Un imperioso gesto de mano le detuvo. Morgane bajó la cabeza en su dirección y él observó que la valerosa ave descifraba de maravilla el humor de su ama.

La baronesa roja se levantó de su sitial y descendió del estrado. No fue hasta aquel instante cuando Druon se percató de que le sacaba media cabeza, una estatura que muchos hombres no habrían desdeñado.

—Léon, haz que nos sirvan una jarra de buen vino. Que añadan algunos manjares para que no se nos suba a la cabeza.
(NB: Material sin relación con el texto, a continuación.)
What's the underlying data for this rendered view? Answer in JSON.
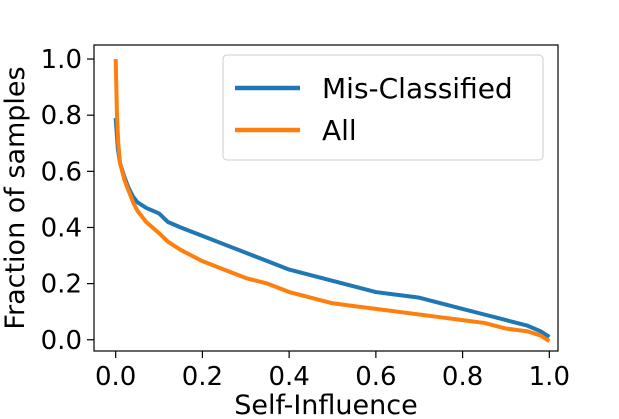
{
  "chart_data": {
    "type": "line",
    "title": "",
    "xlabel": "Self-Influence",
    "ylabel": "Fraction of samples",
    "xlim": [
      -0.05,
      1.02
    ],
    "ylim": [
      -0.04,
      1.05
    ],
    "x_ticks": [
      0.0,
      0.2,
      0.4,
      0.6,
      0.8,
      1.0
    ],
    "x_tick_labels": [
      "0.0",
      "0.2",
      "0.4",
      "0.6",
      "0.8",
      "1.0"
    ],
    "y_ticks": [
      0.0,
      0.2,
      0.4,
      0.6,
      0.8,
      1.0
    ],
    "y_tick_labels": [
      "0.0",
      "0.2",
      "0.4",
      "0.6",
      "0.8",
      "1.0"
    ],
    "grid": false,
    "legend": {
      "placement": "top-right"
    },
    "series": [
      {
        "name": "Mis-Classified",
        "color": "#1f77b4",
        "x": [
          0.0,
          0.005,
          0.01,
          0.02,
          0.03,
          0.04,
          0.05,
          0.07,
          0.1,
          0.12,
          0.15,
          0.2,
          0.25,
          0.3,
          0.35,
          0.4,
          0.45,
          0.5,
          0.55,
          0.6,
          0.65,
          0.7,
          0.75,
          0.8,
          0.85,
          0.9,
          0.95,
          0.98,
          1.0
        ],
        "y": [
          0.79,
          0.68,
          0.63,
          0.58,
          0.54,
          0.51,
          0.49,
          0.47,
          0.45,
          0.42,
          0.4,
          0.37,
          0.34,
          0.31,
          0.28,
          0.25,
          0.23,
          0.21,
          0.19,
          0.17,
          0.16,
          0.15,
          0.13,
          0.11,
          0.09,
          0.07,
          0.05,
          0.03,
          0.01
        ]
      },
      {
        "name": "All",
        "color": "#ff7f0e",
        "x": [
          0.0,
          0.003,
          0.006,
          0.01,
          0.02,
          0.03,
          0.04,
          0.05,
          0.07,
          0.1,
          0.12,
          0.15,
          0.2,
          0.25,
          0.3,
          0.35,
          0.4,
          0.45,
          0.5,
          0.55,
          0.6,
          0.65,
          0.7,
          0.75,
          0.8,
          0.85,
          0.9,
          0.95,
          0.98,
          1.0
        ],
        "y": [
          1.0,
          0.8,
          0.7,
          0.63,
          0.57,
          0.53,
          0.49,
          0.46,
          0.42,
          0.38,
          0.35,
          0.32,
          0.28,
          0.25,
          0.22,
          0.2,
          0.17,
          0.15,
          0.13,
          0.12,
          0.11,
          0.1,
          0.09,
          0.08,
          0.07,
          0.06,
          0.04,
          0.03,
          0.015,
          -0.005
        ]
      }
    ]
  }
}
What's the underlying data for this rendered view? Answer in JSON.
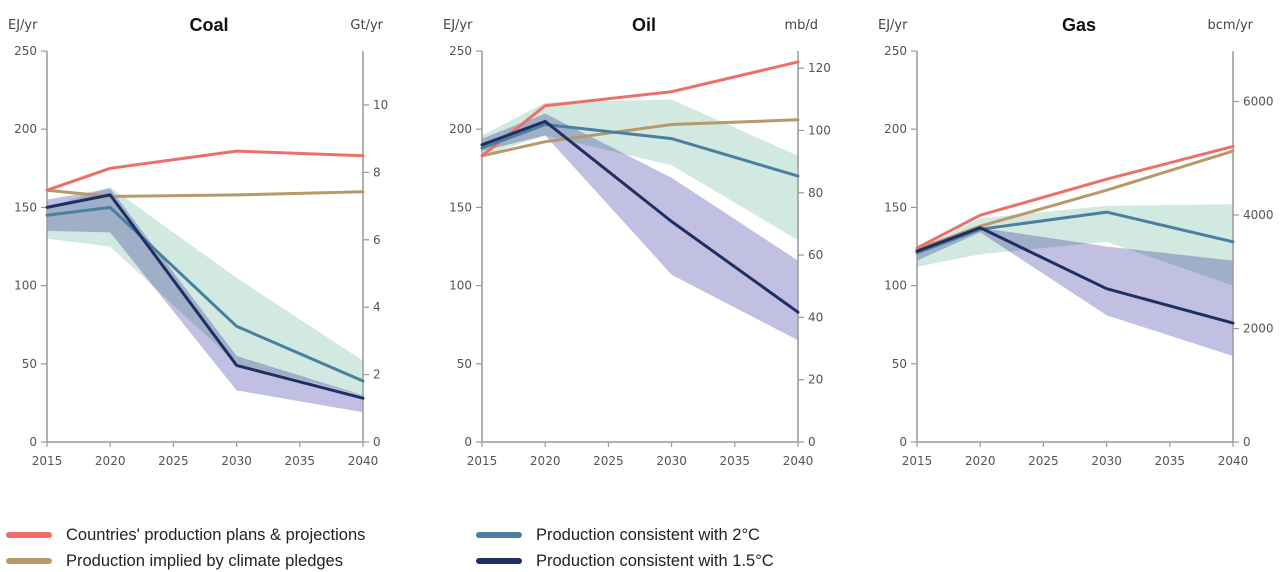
{
  "colors": {
    "plans": "#ec6f69",
    "pledges": "#b7996a",
    "two_deg": "#4a809e",
    "one_five": "#1f2f63",
    "band_two": "#cfe8df",
    "band_one_five": "#b7b5dd",
    "band_overlap": "#9fb8cf"
  },
  "legend": [
    {
      "key": "plans",
      "label": "Countries' production plans & projections"
    },
    {
      "key": "pledges",
      "label": "Production implied by climate pledges"
    },
    {
      "key": "two_deg",
      "label": "Production consistent with 2°C"
    },
    {
      "key": "one_five",
      "label": "Production consistent with 1.5°C"
    }
  ],
  "chart_data": [
    {
      "type": "line",
      "title": "Coal",
      "ylabel": "EJ/yr",
      "y2label": "Gt/yr",
      "x": [
        2015,
        2020,
        2030,
        2040
      ],
      "xlim": [
        2015,
        2040
      ],
      "xticks": [
        2015,
        2020,
        2025,
        2030,
        2035,
        2040
      ],
      "ylim": [
        0,
        250
      ],
      "yticks": [
        0,
        50,
        100,
        150,
        200,
        250
      ],
      "y2lim": [
        0,
        11.6
      ],
      "y2ticks": [
        0,
        2,
        4,
        6,
        8,
        10
      ],
      "series": [
        {
          "name": "Countries' production plans & projections",
          "key": "plans",
          "values": [
            161,
            175,
            186,
            183
          ]
        },
        {
          "name": "Production implied by climate pledges",
          "key": "pledges",
          "values": [
            161,
            157,
            158,
            160
          ]
        },
        {
          "name": "Production consistent with 2°C",
          "key": "two_deg",
          "values": [
            145,
            150,
            74,
            39
          ]
        },
        {
          "name": "Production consistent with 1.5°C",
          "key": "one_five",
          "values": [
            150,
            158,
            49,
            28
          ]
        }
      ],
      "bands": [
        {
          "key": "two_deg",
          "upper": [
            150,
            163,
            105,
            52
          ],
          "lower": [
            130,
            125,
            50,
            30
          ]
        },
        {
          "key": "one_five",
          "upper": [
            155,
            162,
            55,
            30
          ],
          "lower": [
            135,
            134,
            33,
            19
          ]
        }
      ]
    },
    {
      "type": "line",
      "title": "Oil",
      "ylabel": "EJ/yr",
      "y2label": "mb/d",
      "x": [
        2015,
        2020,
        2030,
        2040
      ],
      "xlim": [
        2015,
        2040
      ],
      "xticks": [
        2015,
        2020,
        2025,
        2030,
        2035,
        2040
      ],
      "ylim": [
        0,
        250
      ],
      "yticks": [
        0,
        50,
        100,
        150,
        200,
        250
      ],
      "y2lim": [
        0,
        125.5
      ],
      "y2ticks": [
        0,
        20,
        40,
        60,
        80,
        100,
        120
      ],
      "series": [
        {
          "name": "Countries' production plans & projections",
          "key": "plans",
          "values": [
            183,
            215,
            224,
            243
          ]
        },
        {
          "name": "Production implied by climate pledges",
          "key": "pledges",
          "values": [
            183,
            192,
            203,
            206
          ]
        },
        {
          "name": "Production consistent with 2°C",
          "key": "two_deg",
          "values": [
            188,
            203,
            194,
            170
          ]
        },
        {
          "name": "Production consistent with 1.5°C",
          "key": "one_five",
          "values": [
            190,
            205,
            141,
            83
          ]
        }
      ],
      "bands": [
        {
          "key": "two_deg",
          "upper": [
            196,
            217,
            219,
            183
          ],
          "lower": [
            183,
            196,
            177,
            129
          ]
        },
        {
          "key": "one_five",
          "upper": [
            194,
            210,
            169,
            116
          ],
          "lower": [
            186,
            196,
            107,
            65
          ]
        }
      ]
    },
    {
      "type": "line",
      "title": "Gas",
      "ylabel": "EJ/yr",
      "y2label": "bcm/yr",
      "x": [
        2015,
        2020,
        2030,
        2040
      ],
      "xlim": [
        2015,
        2040
      ],
      "xticks": [
        2015,
        2020,
        2025,
        2030,
        2035,
        2040
      ],
      "ylim": [
        0,
        250
      ],
      "yticks": [
        0,
        50,
        100,
        150,
        200,
        250
      ],
      "y2lim": [
        0,
        6890
      ],
      "y2ticks": [
        0,
        2000,
        4000,
        6000
      ],
      "series": [
        {
          "name": "Countries' production plans & projections",
          "key": "plans",
          "values": [
            124,
            145,
            168,
            189
          ]
        },
        {
          "name": "Production implied by climate pledges",
          "key": "pledges",
          "values": [
            123,
            138,
            161,
            186
          ]
        },
        {
          "name": "Production consistent with 2°C",
          "key": "two_deg",
          "values": [
            121,
            136,
            147,
            128
          ]
        },
        {
          "name": "Production consistent with 1.5°C",
          "key": "one_five",
          "values": [
            122,
            137,
            98,
            76
          ]
        }
      ],
      "bands": [
        {
          "key": "two_deg",
          "upper": [
            123,
            143,
            151,
            152
          ],
          "lower": [
            112,
            120,
            128,
            100
          ]
        },
        {
          "key": "one_five",
          "upper": [
            125,
            137,
            125,
            116
          ],
          "lower": [
            116,
            134,
            81,
            55
          ]
        }
      ]
    }
  ]
}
Después únete a nosotros.

Ella invitó con un gesto a Igraine y al médico a que se sentaran alrededor de la larga mesa reservada para las comidas del señor y de sus vasallos más próximos.

—Lo que viene a continuación, médico, os parecerá seguramente delirios de anciana, y sin embargo… Todo es cierto, al menos si le damos crédito a los testimonios más o menos directos. Evitaremos, por supuesto, contaros las elucubraciones de borrachos o de cortos de mente con el fin de no embrollaros. Tenemos un retrasado mental en el pueblo que está protegido por orden mía. Es Gastón, apodado el Simplón, y afirma haber entrevisto… a la… cosa mientras recogía plantas medicinales bajo la luz de la luna llena[171]. No obstante, a veces se le aparece el ángel Gabriel cuando ha tomado unos tragos de más.

Léon se unió a ellos y dejó caer su gruesa masa sobre el banco ocupado ya por Druon, que notó como el asiento basculaba.